Jeet Garam, a third-year medical student writing this week on the Forbes.com blog The Apothecary, said the mismatch between medical school graduates and productive residency slots points to a larger failure of the president's national health care overhaul. The looming bottleneck "should be seen as a cautionary tale about centralizing decision-making in health care," he wrote.
"I fear that as Obamacare moves more decision-making to the federal level, we will see a similar lag emerge in other areas of our health care system between a need being identified and it being met," Mr. Garam said.
Still, a poll of 843 medical students shows that most support Obamacare," even though only 48 percent said they understood the law. Of those who said they understood it, 72 percent said they supported the Affordable Care Act, while 11 percent had no opinion, according to a survey conducted in January 2011 by Dr. Tyler Winkelman, a resident at the University of Minnesota.
At the same time, 69 percent agreed that doctors were obligated as professionals to participate in implementing the law, said the survey, published in the November 2012 issue of JAMA Internal Medicine.
"The interaction I have with students — they're young and enthusiastic, and I don't think they've had that much real-life experience understanding what lies ahead," said Dr. Haynes, who also serves as senior policy analyst for Docs 4 Patient Care, which opposes the president's health care law. "More physicians are going to become employees instead of small-business owners, and I have no problem with that decision, but then you're getting to be more like civil servants."
Not that there's anything wrong with that, but Dr. Haynes and other physicians worry that the nation's straight-A students aren't pulling all-nighters in order to work someday for the medical equivalent of the Department of Motor Vehicles.
"What kind of individual is going to want to enter the medical school under those circumstances?" said Dr. Haynes. "That's the concern of where things could be headed."
The AMA is backing legislation introduced March 15 — known as "Match Day," the day on which medical students are matched with residency openings — that would require the federal government to create 15,000 more residency positions.
The bill, which is estimated to cost about $2 billion over 10 years, is sponsored primarily by Democrats, but includes one Republican sponsor, Rep. Aaron Schock of Illinois.
The market already has responded by adding medical schools. The Association of American Medical Schools noted in a survey that between 1986 and 2004, its accrediting committee did not certify a single new U.S. medical school. Today, at least 18 universities are establishing medical schools, including at least a dozen that are in the pipeline to obtain accreditation.
Conservatives would prefer to allow the market to take an even bigger role in addressing the looming physician shortage by having more private dollars flow to teaching hospitals, something that is unlikely under Obamacare, which is scheduled to be fully implemented later this year.
"The ACA continues what I think is a broken system of administration pricing," said Dr.

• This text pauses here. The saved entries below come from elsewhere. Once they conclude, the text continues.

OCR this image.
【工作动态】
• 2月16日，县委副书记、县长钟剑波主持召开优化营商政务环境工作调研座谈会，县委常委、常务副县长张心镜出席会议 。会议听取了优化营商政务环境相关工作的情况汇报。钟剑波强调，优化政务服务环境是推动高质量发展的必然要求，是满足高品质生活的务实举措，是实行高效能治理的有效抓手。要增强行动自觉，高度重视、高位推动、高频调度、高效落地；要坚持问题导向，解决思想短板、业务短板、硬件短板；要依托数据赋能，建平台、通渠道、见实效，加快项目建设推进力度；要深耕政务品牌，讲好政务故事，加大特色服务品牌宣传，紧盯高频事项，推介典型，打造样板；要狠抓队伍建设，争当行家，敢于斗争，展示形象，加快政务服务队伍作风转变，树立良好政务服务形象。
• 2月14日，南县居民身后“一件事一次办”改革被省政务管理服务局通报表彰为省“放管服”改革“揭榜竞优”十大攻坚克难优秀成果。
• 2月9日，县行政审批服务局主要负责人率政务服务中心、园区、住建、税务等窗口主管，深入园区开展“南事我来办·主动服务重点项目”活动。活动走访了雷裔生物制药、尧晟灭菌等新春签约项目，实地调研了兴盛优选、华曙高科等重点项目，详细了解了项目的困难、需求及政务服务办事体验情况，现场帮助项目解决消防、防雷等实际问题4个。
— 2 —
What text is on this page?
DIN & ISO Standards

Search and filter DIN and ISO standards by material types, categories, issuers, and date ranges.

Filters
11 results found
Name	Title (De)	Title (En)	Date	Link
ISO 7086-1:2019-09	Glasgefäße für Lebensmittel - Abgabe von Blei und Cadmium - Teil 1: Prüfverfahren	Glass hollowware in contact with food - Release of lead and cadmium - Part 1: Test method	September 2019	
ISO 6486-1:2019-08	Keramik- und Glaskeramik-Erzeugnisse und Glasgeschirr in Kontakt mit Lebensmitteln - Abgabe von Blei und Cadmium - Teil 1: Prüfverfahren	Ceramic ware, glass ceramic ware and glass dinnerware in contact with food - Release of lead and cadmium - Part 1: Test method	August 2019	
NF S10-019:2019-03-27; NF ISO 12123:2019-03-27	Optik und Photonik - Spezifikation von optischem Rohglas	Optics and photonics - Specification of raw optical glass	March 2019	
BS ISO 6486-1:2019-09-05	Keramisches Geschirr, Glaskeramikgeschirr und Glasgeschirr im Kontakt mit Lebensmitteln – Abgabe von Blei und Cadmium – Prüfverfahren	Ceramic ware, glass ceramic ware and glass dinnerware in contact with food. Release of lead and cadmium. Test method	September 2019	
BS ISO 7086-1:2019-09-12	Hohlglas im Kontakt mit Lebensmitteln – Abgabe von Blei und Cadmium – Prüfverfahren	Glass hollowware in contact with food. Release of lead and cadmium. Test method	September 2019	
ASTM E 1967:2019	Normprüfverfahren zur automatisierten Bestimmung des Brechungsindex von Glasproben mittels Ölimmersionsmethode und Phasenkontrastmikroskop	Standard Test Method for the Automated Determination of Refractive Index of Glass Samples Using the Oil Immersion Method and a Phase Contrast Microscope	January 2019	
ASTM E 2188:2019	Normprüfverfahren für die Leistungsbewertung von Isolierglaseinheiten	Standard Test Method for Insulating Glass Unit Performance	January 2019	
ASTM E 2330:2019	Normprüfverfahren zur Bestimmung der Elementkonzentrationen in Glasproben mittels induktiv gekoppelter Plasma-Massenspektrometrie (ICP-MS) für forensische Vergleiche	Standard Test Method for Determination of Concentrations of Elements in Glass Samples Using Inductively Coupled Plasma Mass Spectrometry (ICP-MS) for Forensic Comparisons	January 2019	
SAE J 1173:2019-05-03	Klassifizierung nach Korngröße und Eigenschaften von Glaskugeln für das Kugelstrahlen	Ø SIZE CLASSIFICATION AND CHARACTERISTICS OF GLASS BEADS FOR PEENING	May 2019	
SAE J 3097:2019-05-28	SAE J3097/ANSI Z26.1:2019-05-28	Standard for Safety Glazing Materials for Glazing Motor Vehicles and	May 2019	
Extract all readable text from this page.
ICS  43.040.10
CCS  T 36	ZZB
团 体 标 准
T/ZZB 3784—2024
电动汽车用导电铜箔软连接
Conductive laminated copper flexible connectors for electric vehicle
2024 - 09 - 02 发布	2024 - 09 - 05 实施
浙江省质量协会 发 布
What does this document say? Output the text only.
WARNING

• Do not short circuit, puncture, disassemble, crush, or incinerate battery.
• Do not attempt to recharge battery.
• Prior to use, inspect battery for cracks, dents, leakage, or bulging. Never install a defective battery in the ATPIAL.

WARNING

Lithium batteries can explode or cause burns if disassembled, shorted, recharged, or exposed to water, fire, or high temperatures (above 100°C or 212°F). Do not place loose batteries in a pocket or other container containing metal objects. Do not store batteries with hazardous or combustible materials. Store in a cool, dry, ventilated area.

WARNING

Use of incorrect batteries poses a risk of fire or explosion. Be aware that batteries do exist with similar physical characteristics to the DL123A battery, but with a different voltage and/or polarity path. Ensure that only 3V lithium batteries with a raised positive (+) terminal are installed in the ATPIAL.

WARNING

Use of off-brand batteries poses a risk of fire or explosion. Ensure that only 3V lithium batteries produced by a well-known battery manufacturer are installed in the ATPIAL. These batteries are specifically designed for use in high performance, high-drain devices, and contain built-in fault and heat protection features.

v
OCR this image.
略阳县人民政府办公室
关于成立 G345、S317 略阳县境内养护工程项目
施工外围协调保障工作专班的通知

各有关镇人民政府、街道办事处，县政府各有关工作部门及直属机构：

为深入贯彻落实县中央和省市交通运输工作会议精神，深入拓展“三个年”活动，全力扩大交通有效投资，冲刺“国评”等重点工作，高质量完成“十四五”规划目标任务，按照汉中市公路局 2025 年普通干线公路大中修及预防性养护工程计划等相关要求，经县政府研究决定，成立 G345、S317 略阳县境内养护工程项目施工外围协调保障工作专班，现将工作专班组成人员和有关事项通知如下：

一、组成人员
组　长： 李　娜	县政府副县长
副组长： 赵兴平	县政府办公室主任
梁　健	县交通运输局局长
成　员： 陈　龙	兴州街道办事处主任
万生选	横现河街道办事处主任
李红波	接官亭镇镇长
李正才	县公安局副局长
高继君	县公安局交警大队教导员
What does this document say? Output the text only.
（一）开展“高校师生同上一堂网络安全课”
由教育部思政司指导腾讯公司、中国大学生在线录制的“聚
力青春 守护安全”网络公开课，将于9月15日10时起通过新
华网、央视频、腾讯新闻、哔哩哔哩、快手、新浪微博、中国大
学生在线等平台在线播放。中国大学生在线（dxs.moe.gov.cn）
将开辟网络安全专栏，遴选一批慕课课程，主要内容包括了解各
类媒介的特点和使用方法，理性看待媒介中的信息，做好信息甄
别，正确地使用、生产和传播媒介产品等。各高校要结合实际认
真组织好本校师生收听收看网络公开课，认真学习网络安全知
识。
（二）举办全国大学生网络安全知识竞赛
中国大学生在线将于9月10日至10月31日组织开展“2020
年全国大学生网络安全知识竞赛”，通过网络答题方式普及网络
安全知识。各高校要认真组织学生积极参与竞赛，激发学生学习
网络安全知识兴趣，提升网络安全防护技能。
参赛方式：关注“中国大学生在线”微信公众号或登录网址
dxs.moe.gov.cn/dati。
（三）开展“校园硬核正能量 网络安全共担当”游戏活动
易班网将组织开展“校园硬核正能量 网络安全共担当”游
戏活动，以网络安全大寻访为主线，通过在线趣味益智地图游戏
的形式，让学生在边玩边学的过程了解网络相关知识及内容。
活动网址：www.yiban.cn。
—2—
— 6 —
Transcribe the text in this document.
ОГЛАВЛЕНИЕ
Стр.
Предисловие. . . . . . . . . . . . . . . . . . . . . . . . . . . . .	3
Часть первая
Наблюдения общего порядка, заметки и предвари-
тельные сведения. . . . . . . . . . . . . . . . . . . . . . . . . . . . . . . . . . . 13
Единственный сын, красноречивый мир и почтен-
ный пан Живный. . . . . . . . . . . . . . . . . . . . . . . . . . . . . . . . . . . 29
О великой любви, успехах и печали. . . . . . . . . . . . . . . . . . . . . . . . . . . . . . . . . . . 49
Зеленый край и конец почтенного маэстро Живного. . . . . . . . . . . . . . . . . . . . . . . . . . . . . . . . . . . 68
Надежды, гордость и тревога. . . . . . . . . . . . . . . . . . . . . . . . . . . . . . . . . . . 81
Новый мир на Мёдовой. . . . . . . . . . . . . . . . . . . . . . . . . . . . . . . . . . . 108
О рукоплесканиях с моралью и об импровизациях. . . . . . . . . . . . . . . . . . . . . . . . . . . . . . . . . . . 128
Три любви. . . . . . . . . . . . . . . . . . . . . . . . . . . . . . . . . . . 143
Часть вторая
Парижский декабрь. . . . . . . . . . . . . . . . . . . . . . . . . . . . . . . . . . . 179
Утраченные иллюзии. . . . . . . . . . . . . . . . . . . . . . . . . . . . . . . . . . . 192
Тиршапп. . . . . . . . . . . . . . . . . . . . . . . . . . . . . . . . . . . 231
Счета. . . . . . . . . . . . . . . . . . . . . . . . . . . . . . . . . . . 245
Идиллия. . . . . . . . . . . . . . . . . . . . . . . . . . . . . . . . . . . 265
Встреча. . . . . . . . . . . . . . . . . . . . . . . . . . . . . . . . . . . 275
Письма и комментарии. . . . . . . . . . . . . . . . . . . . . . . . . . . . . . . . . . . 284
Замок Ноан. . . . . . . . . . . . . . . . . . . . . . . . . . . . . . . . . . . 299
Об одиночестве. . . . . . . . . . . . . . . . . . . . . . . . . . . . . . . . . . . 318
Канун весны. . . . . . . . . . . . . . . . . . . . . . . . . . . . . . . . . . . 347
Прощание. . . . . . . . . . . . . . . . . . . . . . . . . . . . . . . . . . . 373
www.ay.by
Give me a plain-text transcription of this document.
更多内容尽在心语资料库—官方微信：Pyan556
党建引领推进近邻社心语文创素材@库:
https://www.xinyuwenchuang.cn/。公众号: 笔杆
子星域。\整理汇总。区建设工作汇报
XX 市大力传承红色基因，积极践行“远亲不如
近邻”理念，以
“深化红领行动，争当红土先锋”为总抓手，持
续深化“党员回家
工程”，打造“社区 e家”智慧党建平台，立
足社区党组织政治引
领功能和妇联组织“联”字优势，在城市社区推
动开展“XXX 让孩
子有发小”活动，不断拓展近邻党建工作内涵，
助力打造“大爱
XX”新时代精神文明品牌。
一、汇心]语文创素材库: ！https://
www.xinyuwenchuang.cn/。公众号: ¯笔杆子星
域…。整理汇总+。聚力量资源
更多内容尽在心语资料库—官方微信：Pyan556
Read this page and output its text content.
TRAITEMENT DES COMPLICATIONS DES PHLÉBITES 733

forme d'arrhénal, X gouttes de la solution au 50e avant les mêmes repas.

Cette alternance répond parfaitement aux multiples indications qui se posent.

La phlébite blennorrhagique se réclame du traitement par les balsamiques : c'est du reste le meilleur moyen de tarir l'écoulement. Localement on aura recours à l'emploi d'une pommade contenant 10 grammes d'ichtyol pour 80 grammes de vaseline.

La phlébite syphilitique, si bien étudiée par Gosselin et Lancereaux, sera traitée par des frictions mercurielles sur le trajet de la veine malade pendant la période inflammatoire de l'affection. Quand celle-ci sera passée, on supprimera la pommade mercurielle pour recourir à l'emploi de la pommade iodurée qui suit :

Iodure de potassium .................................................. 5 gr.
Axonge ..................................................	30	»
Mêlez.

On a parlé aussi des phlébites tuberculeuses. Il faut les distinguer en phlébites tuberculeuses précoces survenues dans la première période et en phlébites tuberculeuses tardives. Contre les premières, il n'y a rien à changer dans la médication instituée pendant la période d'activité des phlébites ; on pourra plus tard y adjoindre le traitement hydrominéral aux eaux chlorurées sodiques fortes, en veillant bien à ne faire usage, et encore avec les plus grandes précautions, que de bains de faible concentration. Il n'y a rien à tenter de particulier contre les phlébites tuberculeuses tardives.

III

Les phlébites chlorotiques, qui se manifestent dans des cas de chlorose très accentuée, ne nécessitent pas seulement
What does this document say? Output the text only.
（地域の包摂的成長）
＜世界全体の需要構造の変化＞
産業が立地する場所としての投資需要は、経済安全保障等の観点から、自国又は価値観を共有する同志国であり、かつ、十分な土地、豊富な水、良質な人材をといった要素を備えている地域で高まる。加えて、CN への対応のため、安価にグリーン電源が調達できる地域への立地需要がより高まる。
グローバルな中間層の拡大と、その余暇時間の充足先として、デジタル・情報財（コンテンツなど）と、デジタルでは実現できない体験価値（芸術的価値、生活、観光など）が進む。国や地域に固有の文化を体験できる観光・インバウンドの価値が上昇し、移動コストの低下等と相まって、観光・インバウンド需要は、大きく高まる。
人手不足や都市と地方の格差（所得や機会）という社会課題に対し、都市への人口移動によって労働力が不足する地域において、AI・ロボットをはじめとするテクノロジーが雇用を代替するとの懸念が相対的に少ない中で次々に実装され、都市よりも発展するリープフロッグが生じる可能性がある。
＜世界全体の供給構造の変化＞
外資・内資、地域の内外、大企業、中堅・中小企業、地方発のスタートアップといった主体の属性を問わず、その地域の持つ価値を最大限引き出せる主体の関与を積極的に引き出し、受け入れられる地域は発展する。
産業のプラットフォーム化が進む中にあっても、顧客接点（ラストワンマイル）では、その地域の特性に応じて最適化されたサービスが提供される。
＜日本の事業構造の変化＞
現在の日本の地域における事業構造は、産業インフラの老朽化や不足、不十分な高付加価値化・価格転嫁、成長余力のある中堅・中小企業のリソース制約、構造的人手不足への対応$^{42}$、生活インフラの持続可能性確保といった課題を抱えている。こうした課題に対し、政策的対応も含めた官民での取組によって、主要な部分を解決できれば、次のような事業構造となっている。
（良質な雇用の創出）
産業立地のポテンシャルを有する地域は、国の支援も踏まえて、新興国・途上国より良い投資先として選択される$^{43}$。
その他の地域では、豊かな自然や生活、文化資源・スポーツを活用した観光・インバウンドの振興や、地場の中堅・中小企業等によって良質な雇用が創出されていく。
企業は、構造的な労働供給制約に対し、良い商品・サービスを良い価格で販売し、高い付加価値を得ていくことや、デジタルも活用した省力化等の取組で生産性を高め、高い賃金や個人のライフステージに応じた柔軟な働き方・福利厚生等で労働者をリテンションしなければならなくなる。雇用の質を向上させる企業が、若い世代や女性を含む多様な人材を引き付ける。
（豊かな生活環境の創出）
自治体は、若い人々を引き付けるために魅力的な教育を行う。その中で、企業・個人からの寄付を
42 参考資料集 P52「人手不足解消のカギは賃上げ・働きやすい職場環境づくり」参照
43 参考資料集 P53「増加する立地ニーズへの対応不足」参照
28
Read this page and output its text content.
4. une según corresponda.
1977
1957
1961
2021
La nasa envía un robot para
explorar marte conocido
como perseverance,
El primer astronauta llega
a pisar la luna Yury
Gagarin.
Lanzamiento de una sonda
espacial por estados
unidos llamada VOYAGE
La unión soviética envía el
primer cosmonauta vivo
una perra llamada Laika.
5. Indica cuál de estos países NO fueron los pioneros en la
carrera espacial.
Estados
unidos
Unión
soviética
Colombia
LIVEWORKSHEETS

Haynes. "It prevents a functional market. All the things we're trying to achieve, like lower costs, they're doing through burdensome regulation and administration."
Nobody expects the Democrat-led Senate to pull the plug on Obamacare, nor the Republican House to approve $2 billion needed to fully fund it, which means the prognosis for medical students — and by extension, their patients — remains uncertain.
"The medical schools took the first step by expanding class sizes, which involved resources," said Ms. Mitchell. "Now we really need someone to take the second step."